Since the Festival at Aix was the initial commissioner, the one stipulation was that the opera had to have something to do with that region of France. So Crimp's libretto is based on a 13th-century Provençal tale about a wealthy and powerful landowner — Crimp calls him the Protector — who takes in a young artist to paint a book on vellum or parchment (on skin) that glorifies all the owner's possessions, including his young wife. When the Protector discovers that the artist is sleeping with his wife (another kind of writing on skin), he murders the artist and feeds his heart to the wife. In the opera, the wife sings ecstatically that nothing can ever take away the sweet/salty taste of her lover's heart. Then, before her husband can kill her, she leaps to her death from a balcony. In the concert version I heard this summer at Tanglewood's Festival of Contemporary Music, the young professionals that Benjamin himself conducted made it hair-raising.

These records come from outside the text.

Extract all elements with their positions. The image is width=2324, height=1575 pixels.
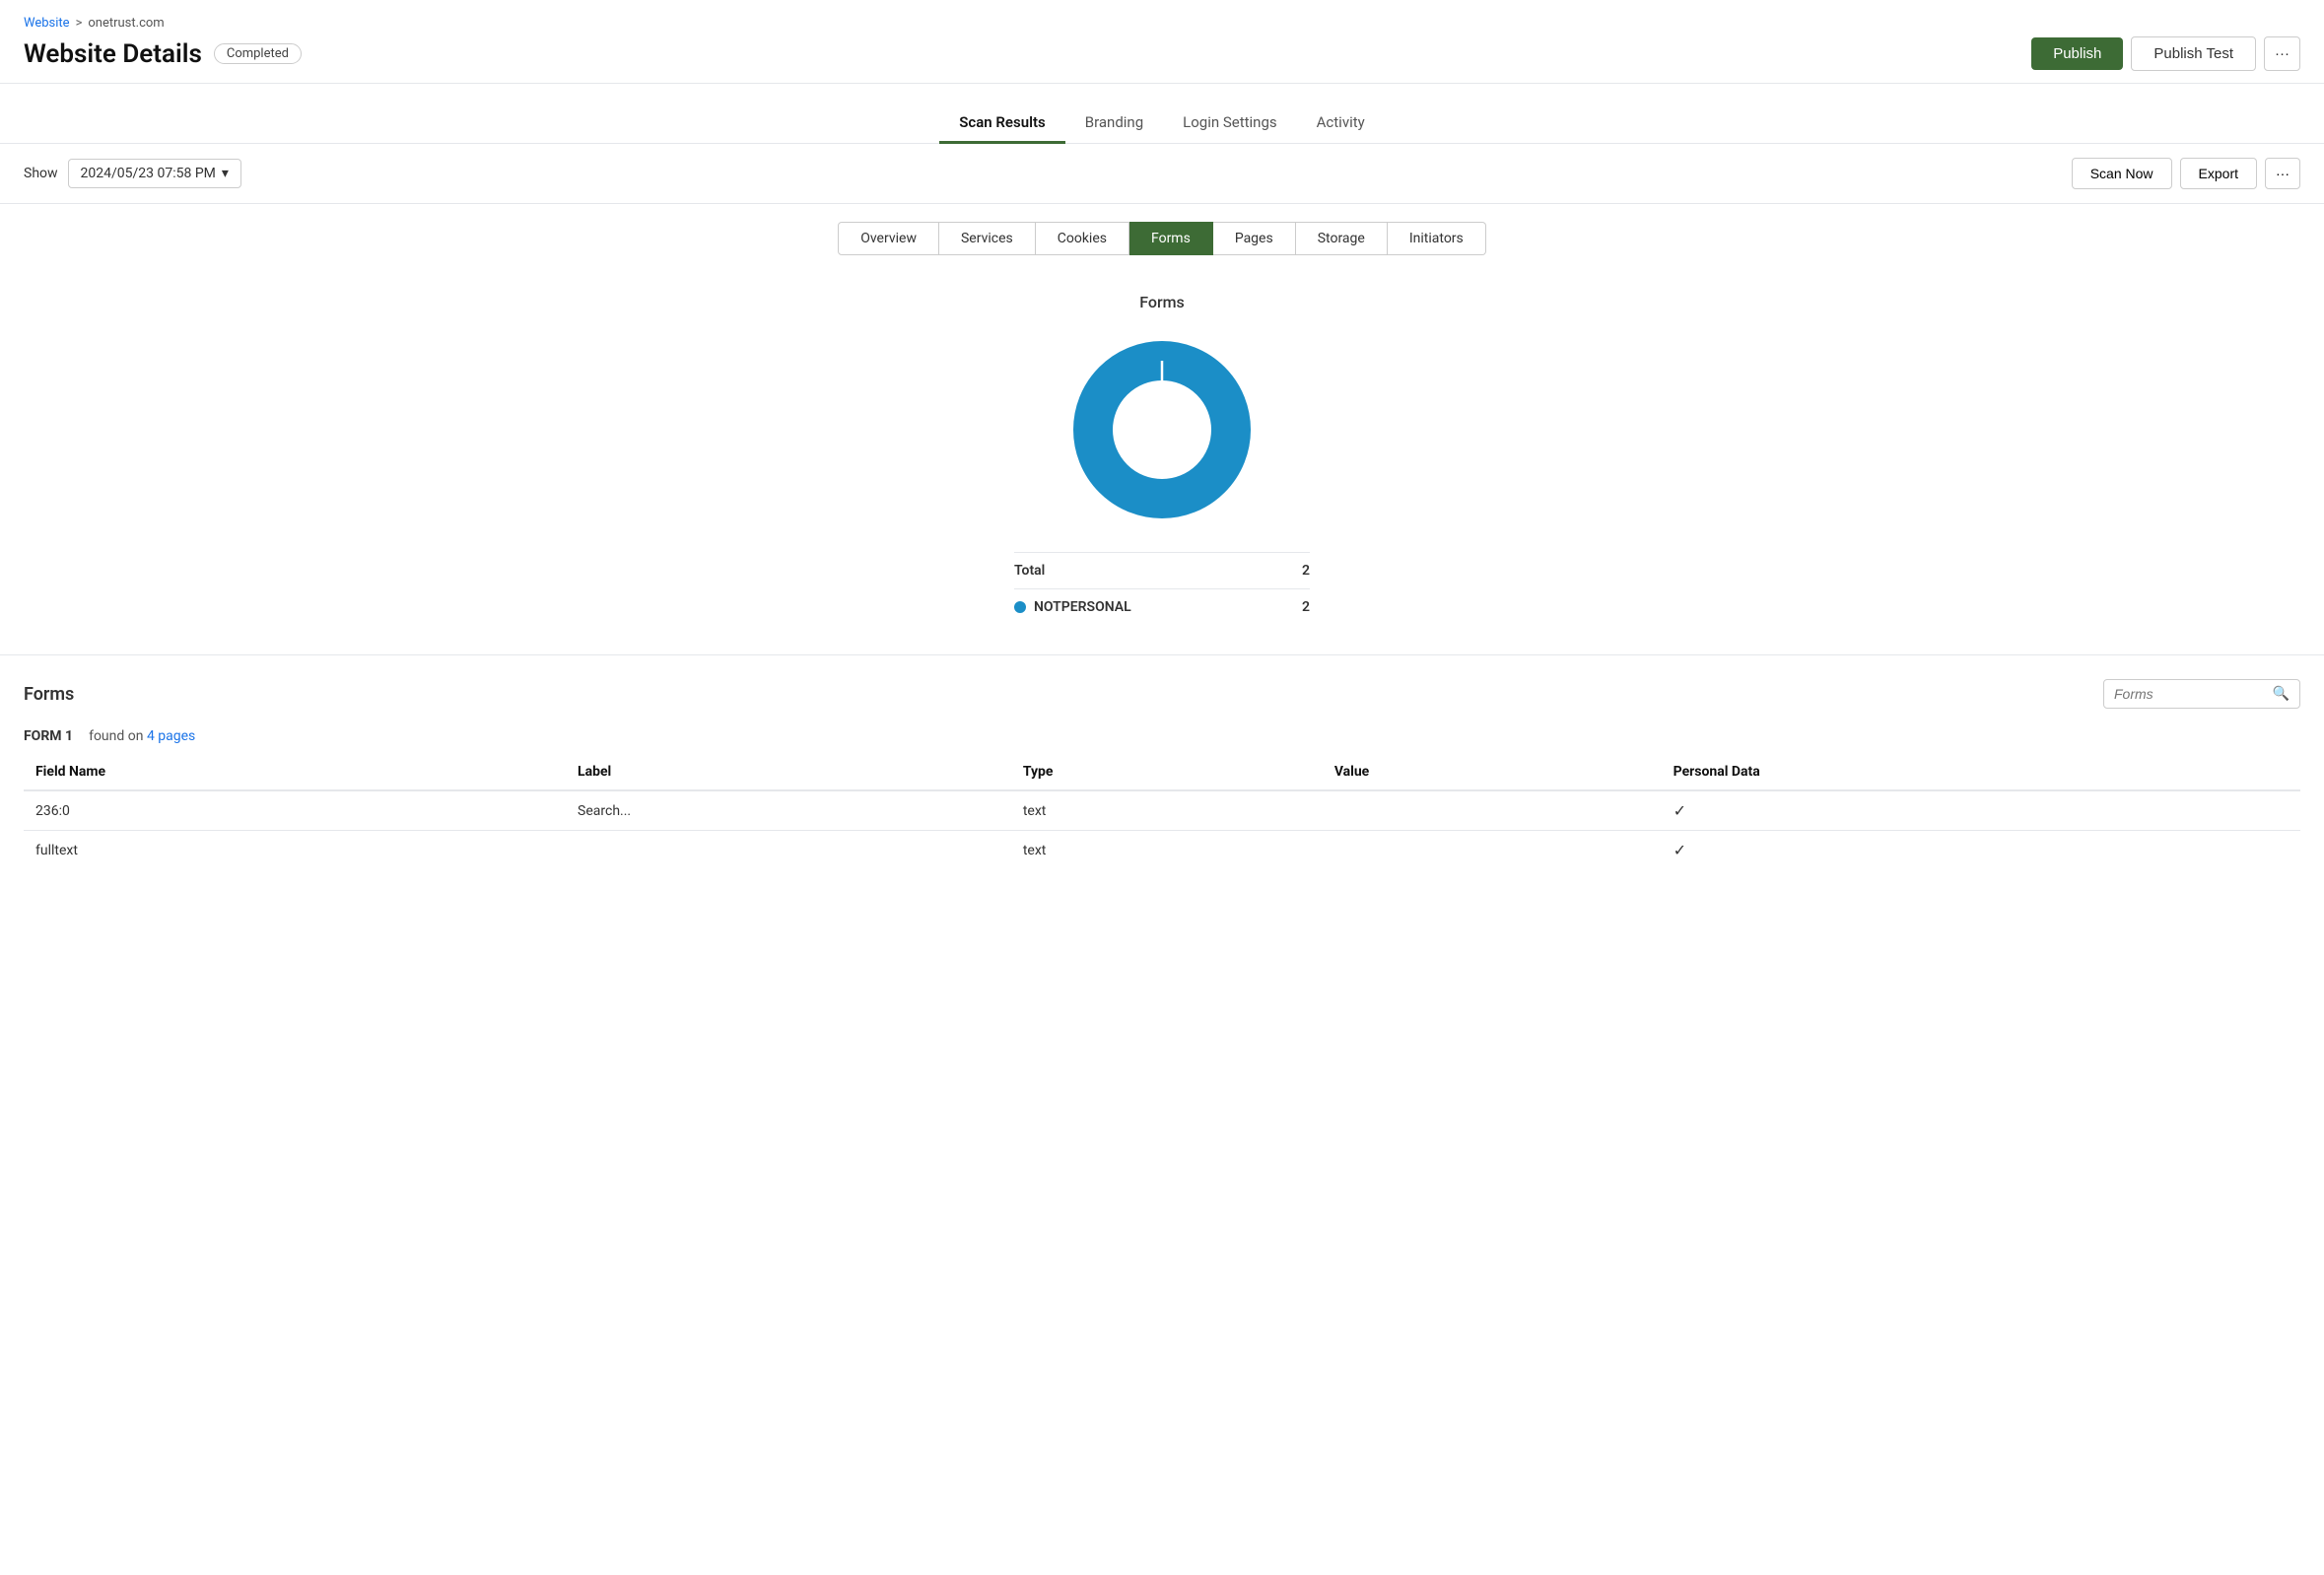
sub-tab-forms[interactable]: Forms	[1129, 222, 1213, 255]
form-group-header: FORM 1 found on 4 pages	[24, 728, 2300, 744]
chart-title: Forms	[1139, 293, 1185, 311]
form-group-1: FORM 1 found on 4 pages Field Name Label…	[24, 728, 2300, 869]
show-label: Show	[24, 166, 58, 181]
breadcrumb: Website > onetrust.com	[24, 16, 2300, 31]
sub-tab-pages[interactable]: Pages	[1213, 222, 1296, 255]
forms-search-input[interactable]	[2114, 686, 2265, 702]
toolbar: Show 2024/05/23 07:58 PM ▾ Scan Now Expo…	[0, 144, 2324, 204]
col-personal-data: Personal Data	[1662, 754, 2300, 790]
breadcrumb-separator: >	[76, 16, 83, 31]
more-icon: ···	[2276, 166, 2290, 181]
chevron-down-icon: ▾	[222, 166, 229, 181]
cell-personal-data: ✓	[1662, 831, 2300, 870]
form-id: FORM 1	[24, 728, 73, 744]
page-title: Website Details	[24, 39, 202, 69]
page-header: Website > onetrust.com Website Details C…	[0, 0, 2324, 84]
more-icon: ···	[2275, 45, 2290, 62]
forms-search-box[interactable]: 🔍	[2103, 679, 2300, 709]
legend-label-notpersonal: NOTPERSONAL	[1034, 599, 1131, 615]
more-options-button[interactable]: ···	[2264, 36, 2300, 71]
forms-table: Field Name Label Type Value Personal Dat…	[24, 754, 2300, 869]
date-value: 2024/05/23 07:58 PM	[81, 166, 216, 181]
tab-login-settings[interactable]: Login Settings	[1163, 103, 1296, 144]
publish-button[interactable]: Publish	[2031, 37, 2123, 70]
col-type: Type	[1011, 754, 1323, 790]
export-button[interactable]: Export	[2180, 158, 2257, 189]
legend-total: Total 2	[1014, 552, 1310, 588]
forms-header: Forms 🔍	[24, 679, 2300, 709]
scan-now-button[interactable]: Scan Now	[2072, 158, 2172, 189]
legend-value-notpersonal: 2	[1302, 599, 1310, 615]
breadcrumb-current: onetrust.com	[88, 16, 164, 31]
table-row: 236:0 Search... text ✓	[24, 790, 2300, 831]
sub-tab-cookies[interactable]: Cookies	[1036, 222, 1129, 255]
checkmark-icon: ✓	[1674, 841, 1686, 859]
cell-value	[1323, 790, 1662, 831]
sub-tab-overview[interactable]: Overview	[838, 222, 939, 255]
sub-tab-services[interactable]: Services	[939, 222, 1036, 255]
breadcrumb-parent[interactable]: Website	[24, 16, 70, 31]
cell-value	[1323, 831, 1662, 870]
cell-label	[566, 831, 1011, 870]
tab-branding[interactable]: Branding	[1065, 103, 1163, 144]
cell-label: Search...	[566, 790, 1011, 831]
col-value: Value	[1323, 754, 1662, 790]
legend-dot-notpersonal	[1014, 601, 1026, 613]
cell-type: text	[1011, 790, 1323, 831]
cell-field-name: fulltext	[24, 831, 566, 870]
donut-chart	[1063, 331, 1261, 528]
cell-personal-data: ✓	[1662, 790, 2300, 831]
total-value: 2	[1302, 563, 1310, 579]
chart-legend: Total 2 NOTPERSONAL 2	[1014, 552, 1310, 625]
forms-section: Forms 🔍 FORM 1 found on 4 pages Field Na…	[0, 655, 2324, 913]
sub-tab-storage[interactable]: Storage	[1296, 222, 1388, 255]
chart-area: Forms Total 2 NOTPERSONAL 2	[0, 273, 2324, 655]
col-field-name: Field Name	[24, 754, 566, 790]
main-tabs: Scan Results Branding Login Settings Act…	[0, 84, 2324, 144]
cell-field-name: 236:0	[24, 790, 566, 831]
legend-item-notpersonal: NOTPERSONAL 2	[1014, 588, 1310, 625]
cell-type: text	[1011, 831, 1323, 870]
tab-scan-results[interactable]: Scan Results	[939, 103, 1064, 144]
date-selector[interactable]: 2024/05/23 07:58 PM ▾	[68, 159, 241, 188]
form-found: found on 4 pages	[89, 728, 195, 744]
search-icon: 🔍	[2273, 686, 2290, 702]
table-row: fulltext text ✓	[24, 831, 2300, 870]
total-label: Total	[1014, 563, 1045, 579]
toolbar-more-button[interactable]: ···	[2265, 158, 2300, 189]
pages-link[interactable]: 4 pages	[147, 728, 195, 744]
col-label: Label	[566, 754, 1011, 790]
forms-section-title: Forms	[24, 684, 74, 705]
checkmark-icon: ✓	[1674, 801, 1686, 820]
publish-test-button[interactable]: Publish Test	[2131, 36, 2256, 71]
sub-tab-initiators[interactable]: Initiators	[1388, 222, 1486, 255]
tab-activity[interactable]: Activity	[1297, 103, 1385, 144]
status-badge: Completed	[214, 43, 302, 64]
sub-tabs: Overview Services Cookies Forms Pages St…	[0, 204, 2324, 273]
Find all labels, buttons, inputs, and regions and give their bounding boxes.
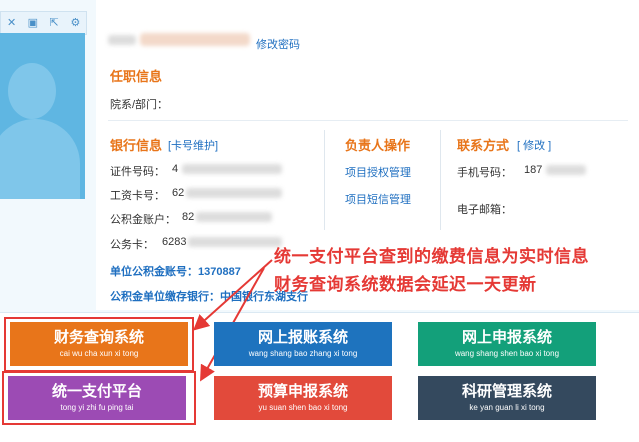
online-reimburse-button[interactable]: 网上报账系统 wang shang bao zhang xi tong [214, 322, 392, 366]
highlight-payment [2, 371, 196, 425]
research-mgmt-button[interactable]: 科研管理系统 ke yan guan li xi tong [418, 376, 596, 420]
budget-declare-button[interactable]: 预算申报系统 yu suan shen bao xi tong [214, 376, 392, 420]
online-declare-button[interactable]: 网上申报系统 wang shang shen bao xi tong [418, 322, 596, 366]
arrow-to-finance [193, 259, 273, 331]
highlight-finance [4, 317, 194, 372]
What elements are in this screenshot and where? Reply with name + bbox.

This opera is not the traditional collection of arias and recitatives. Like two of its great antecedents, Debussy's Pelléas et Mélisande and Berg's Wozzeck, it's really a setting of a play divided into short scenes, with some of the best music coming between the scenes. Benjamin considers opera a very artificial form, and the libretto emphasizes this artificiality by having the characters frequently refer to themselves in the third person, so that they both live their experiences and sing about them. There's also a mysterious overlapping of time. The opera takes place in both the 13th century and in our own time. Three Angels, who are both narrators and characters — one plays the young artist — sing about how our modern civilization, with its parking lots and international airports, has been built on top of the "heaped-up dead." In a nightmare, the self-absorbed Protector is having, the Angels sing: "What kind of man will not see?"
Such a grim subject is not unheard of in opera. Bodies pile up in many of the most popular of them; Puccini's Tosca also jumps to her death. But in few operas does all the mayhem express what underlies Written on Skin: a profound awareness of human cruelty and its inextricable connection to passion and art. That tension fills every bar of Benjamin's brutal and ravishing score.